When I was working in my first hospital as a medical student I heard about the dark humor in the book.  Example: The jokes about how to "turf" a patient to another specialty using the motorized hospital bed.  The idea is basically that old people always fall out of bed, or as the book says "GOMERs go to ground."  So if you want them turfed to Orthopedics - you raise the bed high enough that they'll break a hip when they fall out.  If you want them turfed to Neurosurgery you raise the bed high enough to cause a brain bleed when they fall out.

Even in the book this is portrayed as sadistic humor only funny to overworked interns.

The book has much more than that.  The author creates now famous acronyms to describe the most typical patients.

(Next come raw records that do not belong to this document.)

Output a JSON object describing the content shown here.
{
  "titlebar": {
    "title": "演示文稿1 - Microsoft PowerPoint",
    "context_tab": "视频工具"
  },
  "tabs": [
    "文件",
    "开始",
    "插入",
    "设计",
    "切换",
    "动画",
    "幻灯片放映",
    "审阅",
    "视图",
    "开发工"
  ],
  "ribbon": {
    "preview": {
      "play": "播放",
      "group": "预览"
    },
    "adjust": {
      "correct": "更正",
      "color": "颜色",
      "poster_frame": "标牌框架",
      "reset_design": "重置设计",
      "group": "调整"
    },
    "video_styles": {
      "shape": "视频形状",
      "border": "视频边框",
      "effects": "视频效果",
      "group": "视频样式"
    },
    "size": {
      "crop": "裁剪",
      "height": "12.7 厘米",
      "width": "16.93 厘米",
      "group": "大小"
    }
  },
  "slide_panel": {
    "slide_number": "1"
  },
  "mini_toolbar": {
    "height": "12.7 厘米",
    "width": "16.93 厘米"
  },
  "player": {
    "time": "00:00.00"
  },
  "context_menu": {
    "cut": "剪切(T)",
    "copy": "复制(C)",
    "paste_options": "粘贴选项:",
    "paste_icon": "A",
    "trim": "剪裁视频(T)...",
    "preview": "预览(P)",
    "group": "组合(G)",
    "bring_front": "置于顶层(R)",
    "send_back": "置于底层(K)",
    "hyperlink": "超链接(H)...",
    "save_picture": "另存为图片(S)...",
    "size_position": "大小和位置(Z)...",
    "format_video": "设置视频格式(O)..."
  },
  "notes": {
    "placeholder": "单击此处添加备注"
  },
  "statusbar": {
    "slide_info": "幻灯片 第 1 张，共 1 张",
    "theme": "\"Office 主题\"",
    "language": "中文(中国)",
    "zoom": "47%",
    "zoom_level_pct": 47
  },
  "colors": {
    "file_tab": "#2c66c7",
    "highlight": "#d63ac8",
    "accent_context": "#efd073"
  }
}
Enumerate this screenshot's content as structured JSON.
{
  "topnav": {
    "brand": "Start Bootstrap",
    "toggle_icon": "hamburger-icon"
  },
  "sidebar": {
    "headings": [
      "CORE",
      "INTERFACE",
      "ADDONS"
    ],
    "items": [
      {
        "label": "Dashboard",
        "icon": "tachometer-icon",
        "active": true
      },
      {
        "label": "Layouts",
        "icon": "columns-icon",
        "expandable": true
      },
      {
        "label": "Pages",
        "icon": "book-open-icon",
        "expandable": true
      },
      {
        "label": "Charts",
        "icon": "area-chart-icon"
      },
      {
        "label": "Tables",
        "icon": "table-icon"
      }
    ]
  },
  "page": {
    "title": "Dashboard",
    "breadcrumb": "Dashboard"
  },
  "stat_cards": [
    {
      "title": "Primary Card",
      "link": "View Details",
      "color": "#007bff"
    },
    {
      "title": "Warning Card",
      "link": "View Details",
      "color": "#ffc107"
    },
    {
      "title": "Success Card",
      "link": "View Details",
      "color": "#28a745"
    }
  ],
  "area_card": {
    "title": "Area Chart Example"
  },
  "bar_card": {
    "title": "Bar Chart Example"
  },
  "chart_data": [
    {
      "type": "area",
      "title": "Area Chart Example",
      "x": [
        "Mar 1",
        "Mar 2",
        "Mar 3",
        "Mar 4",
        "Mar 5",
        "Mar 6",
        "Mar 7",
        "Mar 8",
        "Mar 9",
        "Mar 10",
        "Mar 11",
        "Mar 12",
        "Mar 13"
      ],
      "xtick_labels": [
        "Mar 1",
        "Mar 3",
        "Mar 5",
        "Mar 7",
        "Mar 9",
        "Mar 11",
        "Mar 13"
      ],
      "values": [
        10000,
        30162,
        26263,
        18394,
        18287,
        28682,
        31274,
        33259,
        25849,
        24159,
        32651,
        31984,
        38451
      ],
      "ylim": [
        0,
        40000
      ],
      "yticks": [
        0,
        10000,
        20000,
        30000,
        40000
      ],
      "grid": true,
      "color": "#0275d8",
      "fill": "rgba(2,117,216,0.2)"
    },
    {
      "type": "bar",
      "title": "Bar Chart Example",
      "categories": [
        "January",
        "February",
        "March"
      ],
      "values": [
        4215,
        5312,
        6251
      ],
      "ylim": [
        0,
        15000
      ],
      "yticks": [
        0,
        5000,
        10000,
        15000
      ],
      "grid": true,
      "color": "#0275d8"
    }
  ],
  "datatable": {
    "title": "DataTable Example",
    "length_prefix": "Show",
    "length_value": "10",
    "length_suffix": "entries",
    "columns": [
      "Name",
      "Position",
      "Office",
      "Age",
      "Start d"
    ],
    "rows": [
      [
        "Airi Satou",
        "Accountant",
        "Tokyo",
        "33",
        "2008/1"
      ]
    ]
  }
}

LOL in NAD = Little Old Lady in No Apparent Distress (but you have to admit her becuase she has some vague complaint and will not go away.  Just try to avoid running any tests - or then you'll have to treat what you find - and make her worse)

GOMER = Get Out of My Emergency Room (old dememted patients bordering on death, but they never do because doctors are great at keeping them alive)

The book also presents the "laws of the house of god "as told by the senior resident. 

A few are:

1. GOMERS GO TO GROUND.
2. AT A CARDIAC ARREST, THE FIRST PROCEDURE IS TO TAKE YOUR OWN PULSE.
3. THERE IS NO BODY CAVITY THAT CANNOT BE REACHED WITH A #14 NEEDLE AND A GOOD STRONG ARM.
4. IF YOU DON'T TAKE A TEMPERATURE, YOU CAN'T FIND A FEVER.
5. SHOW ME A MEDICAL STUDENT WHO ONLY TRIPLES MY WORK AND I WILL KISS HIS FEET.
6. THE DELIVERY OF GOOD MEDICAL CARE IS TO DO AS MUCH NOTHING AS POSSIBLE.

Seriously - I think the creators of the comedy T.V. series "SCRUBS" took half of their ideas from this book.  Scrubs is a hilarious show, but I can't recommend it to my family or friends - because there is too much stuff that's just wrong: Inappropriate, macabe, and just plain offensive.

This book is worse.

The three line introduction is vulgar.  The first paragraph is bordering on pornographic, and it only gets worse from there.  The book may have gems, it may have won awards, it may be sadly hilarious for medical professionals, but it is not for me.

I understand why people liked it, and why they recommended it to me.  But it's just too gross, too unfeeling, and too sexual.

I'm sure I'll still hear medical students talking about "GOMERs", and "Orthopedic Height" for the hospital bed.  We'll talk regularly about hoof beats being a sign of horses, not zebras.  And I'll remember the good lesson:  that often the best medical care is to do as much nothing as possible.

I'll remember all those things, and probably appreciate them - but I'll never finish this book.